= Congregational Union of England and Wales =

Union of Congregational churches

The Congregational Union of England and Wales brought together churches in England and Wales in the Congregational tradition between 1831 and 1966.

== Background ==
The Congregational churches emerged from the Puritan movement, each church operating independently and autonomously. The movement grew with the Evangelical revival of the 18th century, and in urban areas following the Industrial Revolution. Despite their independence, many churches built links with each other, and several county unions of churches were formed.

In 1831, the Congregational Union of England and Wales was established. It had no authority over the affiliated churches, but instead aimed to advise and support them. By 1901, it claimed 400,000 members and 2,806 ministers. That year, its chairman, Joseph Parker, proposed that the churches set aside their independence to become the "United Congregational Church", but the idea was rejected.

The Congregational Union was based at the Congregational Memorial Hall in London from 1875 to 1968.

In 1966, the organisation became the Congregational Church in England and Wales, a change which prompted a few churches to leave and form the Evangelical Fellowship of Congregational Churches. In 1972, it merged with the Presbyterian Church of England, to form the United Reformed Church. Many of those churches which did not wish to join the new body instead formed the Congregational Federation. A smaller number of churches chose not to join any of these bodies and chose to be unaffiliated. Provision for them was made through the Unaffiliated Congregational Churches Charities.

== Affiliations ==
The London Missionary Society was the overseas mission arm of the Congregational churches.

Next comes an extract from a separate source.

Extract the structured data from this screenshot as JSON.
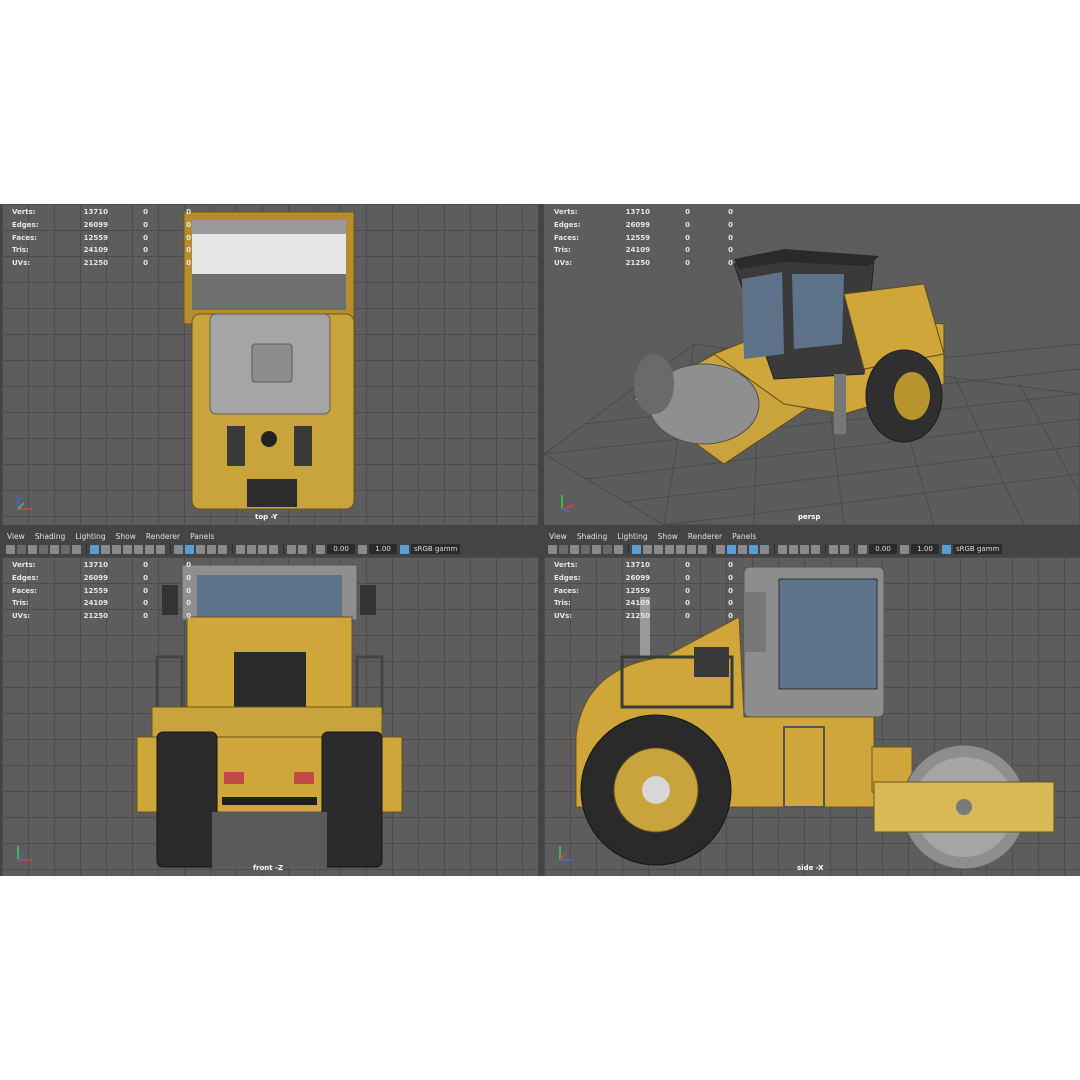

Congregational ministers were trained at:
- Yorkshire United College, Bradford
- Western College, Bristol
- Cheshunt College, Cambridge
- New College London
- Lancashire Independent College, Manchester
- Paton Congregational College, Nottingham
- Mansfield College, Oxford

The Congregational Library is administered by the Congregational Memorial Hall Trust. It was originally housed in the Congregational Memorial Hall in Farringdon Street in London and was then moved to Dr Williams's Library, London, when the Hall site was sold. Dr Williams's Library also holds the former library of New College London. As of 2024, the Library is moving to Westminster College, Cambridge.